Michael Moriarty (born 8 March 1954) is a native of County Carlow, Ireland, and the author of several motivational and Irish history-related books. For over twenty years (1997–2018), he was involved at the highest level of education and training in the Republic of Ireland, having been General Secretary of Education and Training Boards Ireland (ETBI) and of its predecessor the Irish Vocational Education Association (IVEA). From 2014 to 2020 he was also president of the European Federation of Education Employers (EFEE).

==Career==
In 2019 Michael Moriarty published his first book on leadership development, Every Leader's Reality Guide.
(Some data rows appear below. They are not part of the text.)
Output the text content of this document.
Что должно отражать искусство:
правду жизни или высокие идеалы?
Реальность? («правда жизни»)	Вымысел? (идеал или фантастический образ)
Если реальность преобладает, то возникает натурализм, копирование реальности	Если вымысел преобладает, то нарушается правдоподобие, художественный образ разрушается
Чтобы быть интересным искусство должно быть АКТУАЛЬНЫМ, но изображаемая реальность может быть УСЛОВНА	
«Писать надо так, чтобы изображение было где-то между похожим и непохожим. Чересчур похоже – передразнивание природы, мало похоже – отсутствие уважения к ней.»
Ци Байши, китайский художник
In 2020 he published his second book, What It Said in the Papers – The Execution of Kevin Barry, a historical account of the trial and execution of the Irish patriot Kevin Barry. In 2021 his third book on unleashing personal potential in the workplace, How to Bring Your Best Self to Work – Strategies for Career Success, was published.

From 1997 to 2018 Moriarty oversaw a major restructuring of the Further Education and Training (FET) sector in Ireland, which arose from the enactment of the Education and Training Boards Act 2013. The process included the renaming of IVEA to Education and Training Boards Ireland (ETBI) and the amalgamation of IVEA's 33 member Vocational Education Committees (VECs) into 16 statutory regional Education and Training Boards (ETBs) which also took on the training functions of FÁS, the dissolved national training authority.
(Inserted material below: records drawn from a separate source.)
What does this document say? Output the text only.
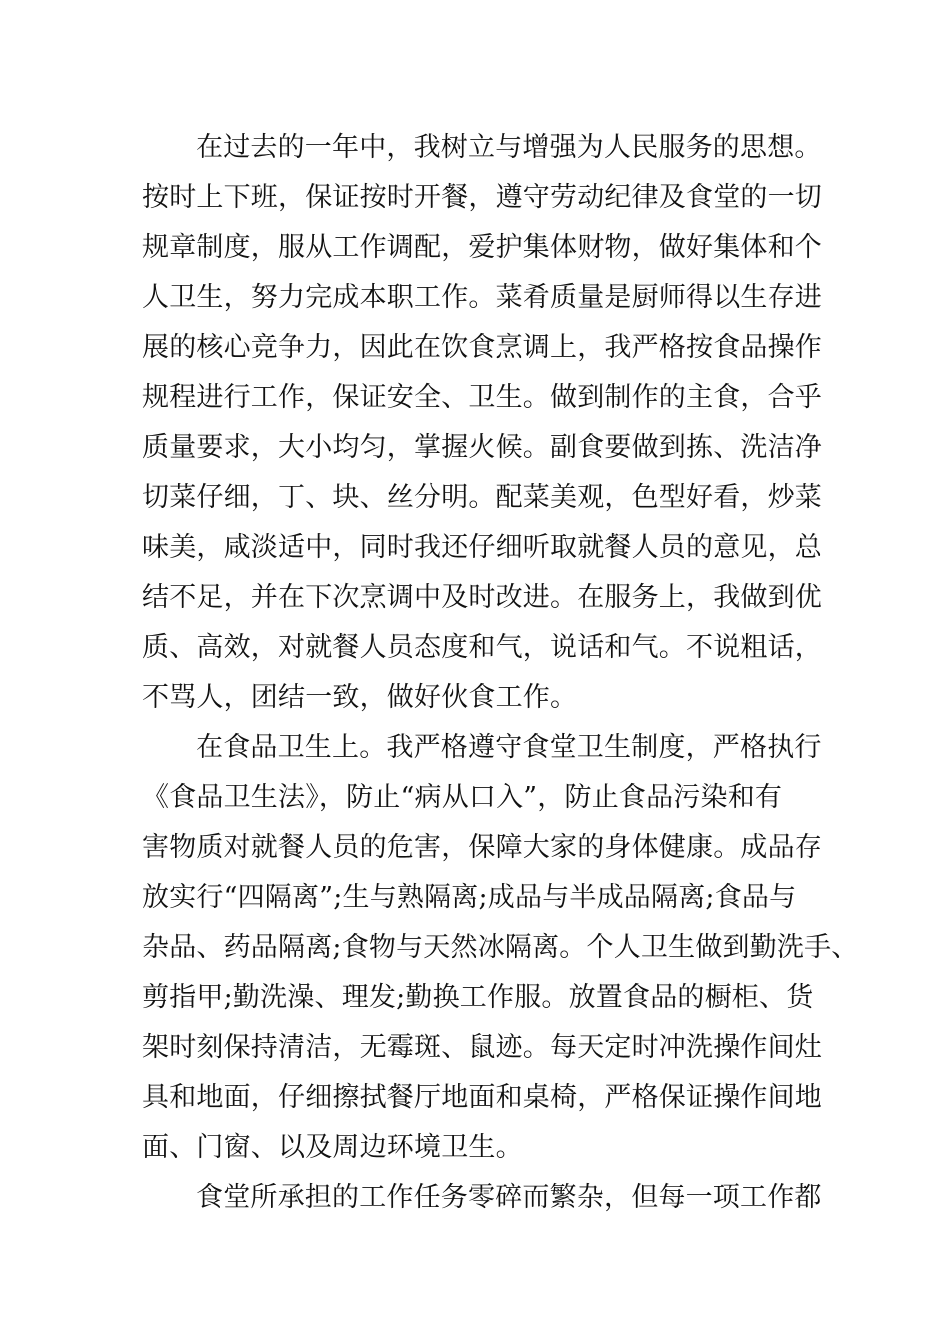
在过去的一年中，我树立与增强为人民服务的思想。
按时上下班，保证按时开餐，遵守劳动纪律及食堂的一切
规章制度，服从工作调配，爱护集体财物，做好集体和个
人卫生，努力完成本职工作。菜肴质量是厨师得以生存进
展的核心竞争力，因此在饮食烹调上，我严格按食品操作
规程进行工作，保证安全、卫生。做到制作的主食，合乎
质量要求，大小均匀，掌握火候。副食要做到拣、洗洁净
切菜仔细，丁、块、丝分明。配菜美观，色型好看，炒菜
味美，咸淡适中，同时我还仔细听取就餐人员的意见，总
结不足，并在下次烹调中及时改进。在服务上，我做到优
质、高效，对就餐人员态度和气，说话和气。不说粗话，
不骂人，团结一致，做好伙食工作。
在食品卫生上。我严格遵守食堂卫生制度，严格执行
《食品卫生法》，防止“病从口入”，防止食品污染和有
害物质对就餐人员的危害，保障大家的身体健康。成品存
放实行“四隔离”;生与熟隔离;成品与半成品隔离;食品与
杂品、药品隔离;食物与天然冰隔离。个人卫生做到勤洗手、
剪指甲;勤洗澡、理发;勤换工作服。放置食品的橱柜、货
架时刻保持清洁，无霉斑、鼠迹。每天定时冲洗操作间灶
具和地面，仔细擦拭餐厅地面和桌椅，严格保证操作间地
面、门窗、以及周边环境卫生。
食堂所承担的工作任务零碎而繁杂，但每一项工作都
From 2014 to 2020 Moriarty was president of the European Federation of Education Employers (EFEE) which is composed of education employer organisations from across the EU/EFTA countries. EFEE is a partner with ETUCE, the European Trade Union Committee for Education, in the European Sectoral Social Dialogue body for Education (ESSDE)], which is consulted by the European Commission on education policy and initiatives.

Moriarty was the chief executive of the since defunct Carlow Kildare Radio from 1989 to 1997.

==Board and other appointments==

Moriarty served on the board of the Broadcasting Authority of Ireland from 2010 to 2015. He was a board member of the former national training authority FÁS prior to its dissolution in 2013, and was a member of Ireland's National Skills Council from 2017 to 2018. In 2021 Moriarty was appointed as a member of the Governing Body of Carlow College.

He is a former president of the County Carlow Chamber of Commerce and was a member of the executive committee of County Kildare Chamber.

==Awards and recognition==
Moriarty received the Waterford Crystal Quality of Life Award in the Southeast Region in 1989 for his work in the community. In 2016, he was awarded the international Albert Schweitzer Leadership for Life award, in recognition of his lifelong commitment to education and his leadership in education, training and structural reform.